Para apagar el aire acondicionado superior en un autobús de pasajeros en México, lo primero es entender que cerrar las rejillas individuales no apaga el sistema, solo redirige o bloquea el flujo de aire. El control real está en el panel del chofer, donde hay un interruptor maestro que corta la alimentación del compresor y del ventilador. En la mayoría de los autobuses de línea como los ETN, ADO o Primera Plus, cada pasajero tiene una perilla giratoria al lado de la rejilla que cierra el paso del aire, pero el compresor sigue funcionando y consumiendo combustible. Si quieres que el sistema completo se apague, debes pedir al operador que accione el interruptor maestro o, si el autobús tiene controles zonales, solicitar que desactiven tu sección. Según un análisis de PROFECO sobre confort en autobuses foráneos, un sistema de climatización en marcha puede representar entre el 10% y el 15% del consumo total de diésel del vehículo, que en trayectos largos como CDMX-Monterrey (900 km) equivale a unos $450 MXN adicionales de combustible por viaje si no se gestiona correctamente. Los autobuses más modernos ya incluyen sensores de temperatura y compresores de velocidad variable que reducen el consumo al mínimo, pero los modelos anteriores de 2019 en adelante siguen usando sistemas on-off. Si viajas en rutas de alta demanda como México-Querétaro, cerrar las rejillas y pedir al chofer que apague el AC cuando el autobús esté vacío ayuda a ahorrar hasta 9 litros de diésel en un recorrido de 200 km. Una recomendación de SICT (Secretaría de Infraestructura, Comunicaciones y Transportes) para flotillas es mantener los sistemas revisados cada 10,000 km para evitar fugas de refrigerante y pérdida de eficiencia, lo que también afecta el rendimiento del motor.
Aunque parezca un detalle menor, en un autobús que recorre 100,000 km al año, el ahorro por apagar el AC cuando no es necesario supera los $50,000 MXN anuales, según cálculos de flotillas revisados por la Secretaría de Economía.

Cuando viajo en ETN de CDMX a Guadalajara, lo que hago es girar la perilla de mi rejilla hasta el tope. El aire deja de salir, pero sé que el compresor sigue sonando allá atrás. Si hace frío, prefiero hablar con el ayudante para que le baje al sistema general, porque cerrar solo mi ventila no desconecta el motor del AC. En esos autobuses, las rejillas individuales son solo para dirigir el flujo, no para apagar el equipo completo.

Como operador de autobuses en la ruta México-Puebla, te digo que los pasajeros creen que cerrar la rejilla apaga el aire, pero el sistema sigue jalando combustible. Yo tengo un interruptor maestro en el tablero, y cuando veo que nadie usa el AC, lo apago de ahí. En temporada de lluvias, con la humedad del Valle de México, a veces dejo el ventilador prendido sin el compresor para evitar vaho. Eso ahorra diésel y alarga la vida del compresor, que en estos autobuses cuesta arriba de $25,000 MXN cambiarlo.
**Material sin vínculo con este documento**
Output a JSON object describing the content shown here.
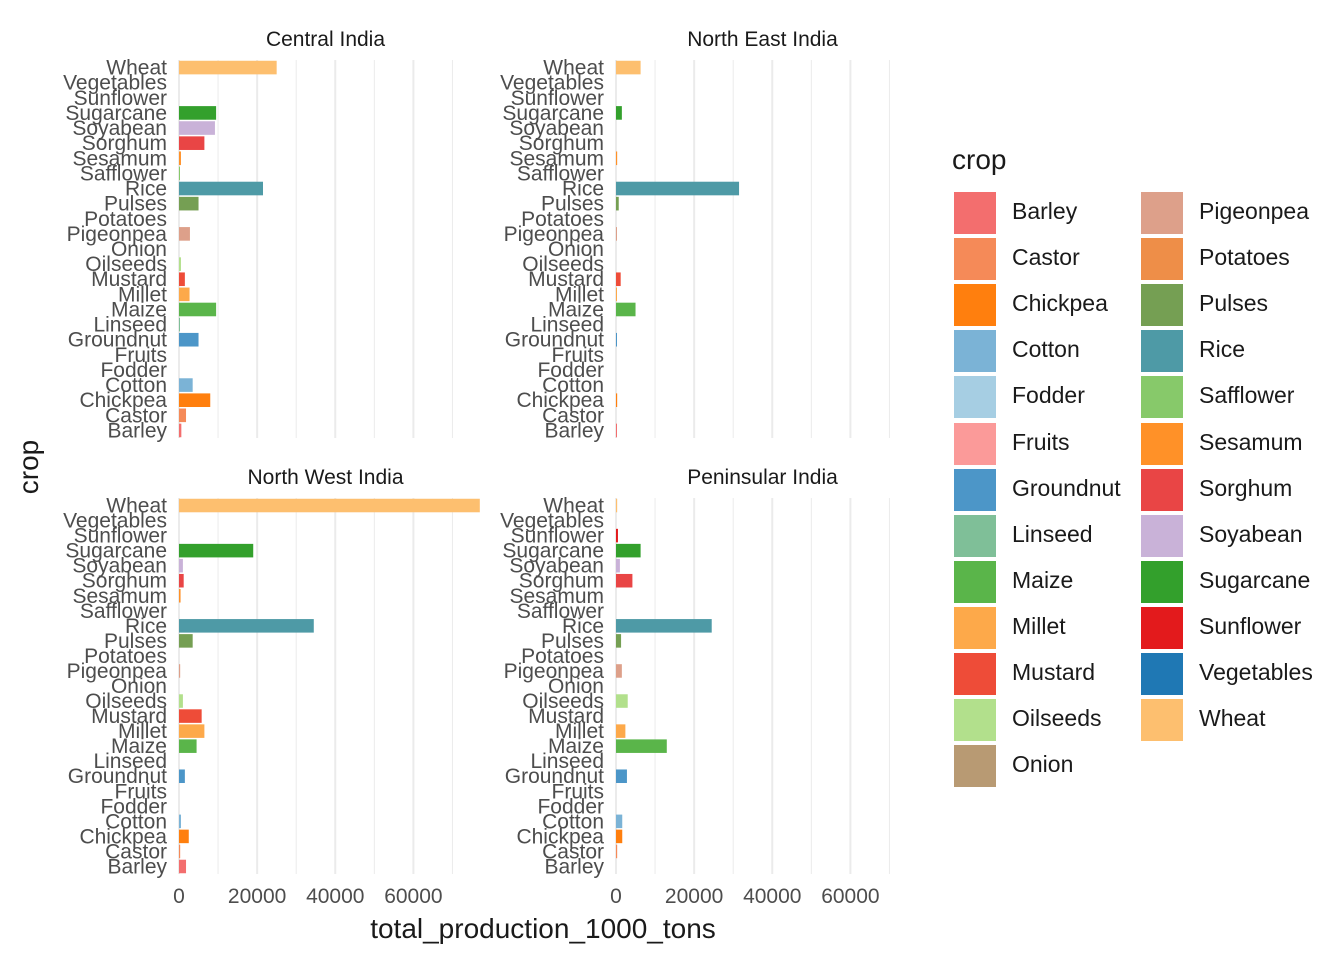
{
  "chart_data": {
    "type": "bar",
    "orientation": "horizontal",
    "facet_by": "region",
    "xlabel": "total_production_1000_tons",
    "ylabel": "crop",
    "xlim": [
      0,
      75000
    ],
    "x_ticks": [
      0,
      20000,
      40000,
      60000
    ],
    "grid": true,
    "legend_title": "crop",
    "legend_position": "right",
    "categories": [
      "Barley",
      "Castor",
      "Chickpea",
      "Cotton",
      "Fodder",
      "Fruits",
      "Groundnut",
      "Linseed",
      "Maize",
      "Millet",
      "Mustard",
      "Oilseeds",
      "Onion",
      "Pigeonpea",
      "Potatoes",
      "Pulses",
      "Rice",
      "Safflower",
      "Sesamum",
      "Sorghum",
      "Soyabean",
      "Sugarcane",
      "Sunflower",
      "Vegetables",
      "Wheat"
    ],
    "colors": {
      "Barley": "#F36E6E",
      "Castor": "#F58A58",
      "Chickpea": "#FF7F0E",
      "Cotton": "#7BB3D6",
      "Fodder": "#A6CEE3",
      "Fruits": "#FB9A99",
      "Groundnut": "#4C96C8",
      "Linseed": "#7FBF98",
      "Maize": "#5AB54A",
      "Millet": "#FDA94A",
      "Mustard": "#EE4C38",
      "Oilseeds": "#B2E08C",
      "Onion": "#B89A73",
      "Pigeonpea": "#DDA08A",
      "Potatoes": "#EE8E48",
      "Pulses": "#759F53",
      "Rice": "#4E9AA6",
      "Safflower": "#87C96A",
      "Sesamum": "#FF9128",
      "Sorghum": "#E94545",
      "Soyabean": "#C9B2D8",
      "Sugarcane": "#33A02C",
      "Sunflower": "#E31A1C",
      "Vegetables": "#1F78B4",
      "Wheat": "#FDBF6F"
    },
    "facets": [
      {
        "title": "Central India",
        "values": {
          "Barley": 600,
          "Castor": 1800,
          "Chickpea": 8000,
          "Cotton": 3500,
          "Fodder": 0,
          "Fruits": 0,
          "Groundnut": 5000,
          "Linseed": 100,
          "Maize": 9500,
          "Millet": 2700,
          "Mustard": 1500,
          "Oilseeds": 500,
          "Onion": 0,
          "Pigeonpea": 2800,
          "Potatoes": 0,
          "Pulses": 5000,
          "Rice": 21500,
          "Safflower": 100,
          "Sesamum": 500,
          "Sorghum": 6500,
          "Soyabean": 9200,
          "Sugarcane": 9500,
          "Sunflower": 0,
          "Vegetables": 0,
          "Wheat": 25000
        }
      },
      {
        "title": "North East India",
        "values": {
          "Barley": 100,
          "Castor": 0,
          "Chickpea": 300,
          "Cotton": 0,
          "Fodder": 0,
          "Fruits": 0,
          "Groundnut": 200,
          "Linseed": 0,
          "Maize": 5000,
          "Millet": 200,
          "Mustard": 1200,
          "Oilseeds": 0,
          "Onion": 0,
          "Pigeonpea": 200,
          "Potatoes": 0,
          "Pulses": 700,
          "Rice": 31500,
          "Safflower": 0,
          "Sesamum": 300,
          "Sorghum": 0,
          "Soyabean": 0,
          "Sugarcane": 1500,
          "Sunflower": 0,
          "Vegetables": 0,
          "Wheat": 6300
        }
      },
      {
        "title": "North West India",
        "values": {
          "Barley": 1800,
          "Castor": 300,
          "Chickpea": 2500,
          "Cotton": 500,
          "Fodder": 0,
          "Fruits": 0,
          "Groundnut": 1500,
          "Linseed": 0,
          "Maize": 4500,
          "Millet": 6500,
          "Mustard": 5800,
          "Oilseeds": 1000,
          "Onion": 0,
          "Pigeonpea": 300,
          "Potatoes": 0,
          "Pulses": 3500,
          "Rice": 34500,
          "Safflower": 0,
          "Sesamum": 400,
          "Sorghum": 1200,
          "Soyabean": 1000,
          "Sugarcane": 19000,
          "Sunflower": 0,
          "Vegetables": 0,
          "Wheat": 77000
        }
      },
      {
        "title": "Peninsular India",
        "values": {
          "Barley": 0,
          "Castor": 300,
          "Chickpea": 1600,
          "Cotton": 1600,
          "Fodder": 0,
          "Fruits": 0,
          "Groundnut": 2800,
          "Linseed": 0,
          "Maize": 13000,
          "Millet": 2400,
          "Mustard": 0,
          "Oilseeds": 3000,
          "Onion": 0,
          "Pigeonpea": 1500,
          "Potatoes": 0,
          "Pulses": 1300,
          "Rice": 24500,
          "Safflower": 0,
          "Sesamum": 0,
          "Sorghum": 4200,
          "Soyabean": 1000,
          "Sugarcane": 6300,
          "Sunflower": 500,
          "Vegetables": 0,
          "Wheat": 300
        }
      }
    ]
  }
}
En el taller veo seguido que los pasajeros fuerzan las rejillas hasta romperlas porque creen que así apagan el aire. La perilla solo cierra la compuerta del ducto, no corta el paso de refrigerante. Si quieres que el compresor deje de trabajar, necesitas que el chofer baje el switch o que el sistema tenga una válvula solenoide por zona, cosa que solo traen los autobuses de lujo como los Paradiso.
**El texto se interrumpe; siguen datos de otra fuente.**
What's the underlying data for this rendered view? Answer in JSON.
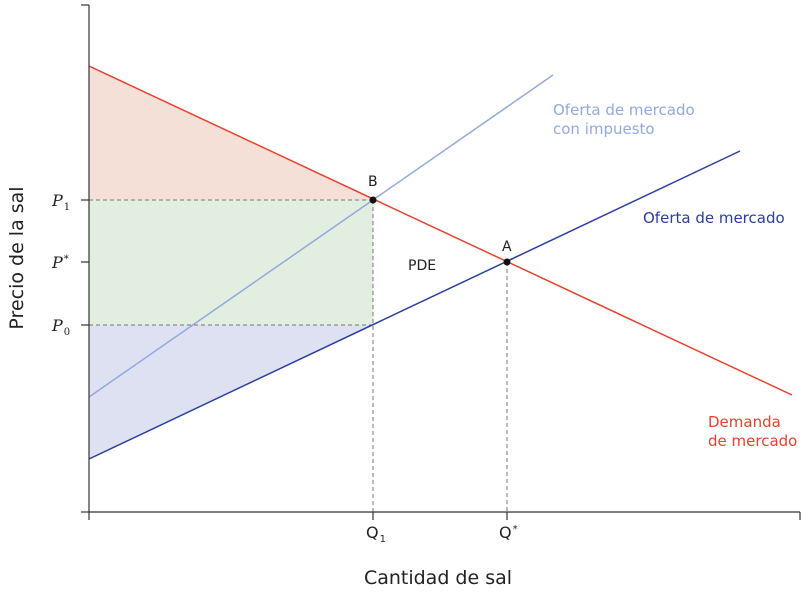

En la flotilla que manejo, con 15 autobuses que van de Monterrey a Saltillo, les enseñamos a los operadores a usar el interruptor maestro cuando el autobús va medio vacío. Cada vez que alguien cierra su rejilla y el sistema sigue prendido, tiramos diésel. Hicimos la cuenta: en un mes, dejar el AC innecesario encendido nos costó $8,000 MXN extra. Ahora tenemos placas que indican “solicite al conductor apagar el aire si no lo usa”, y funcionó.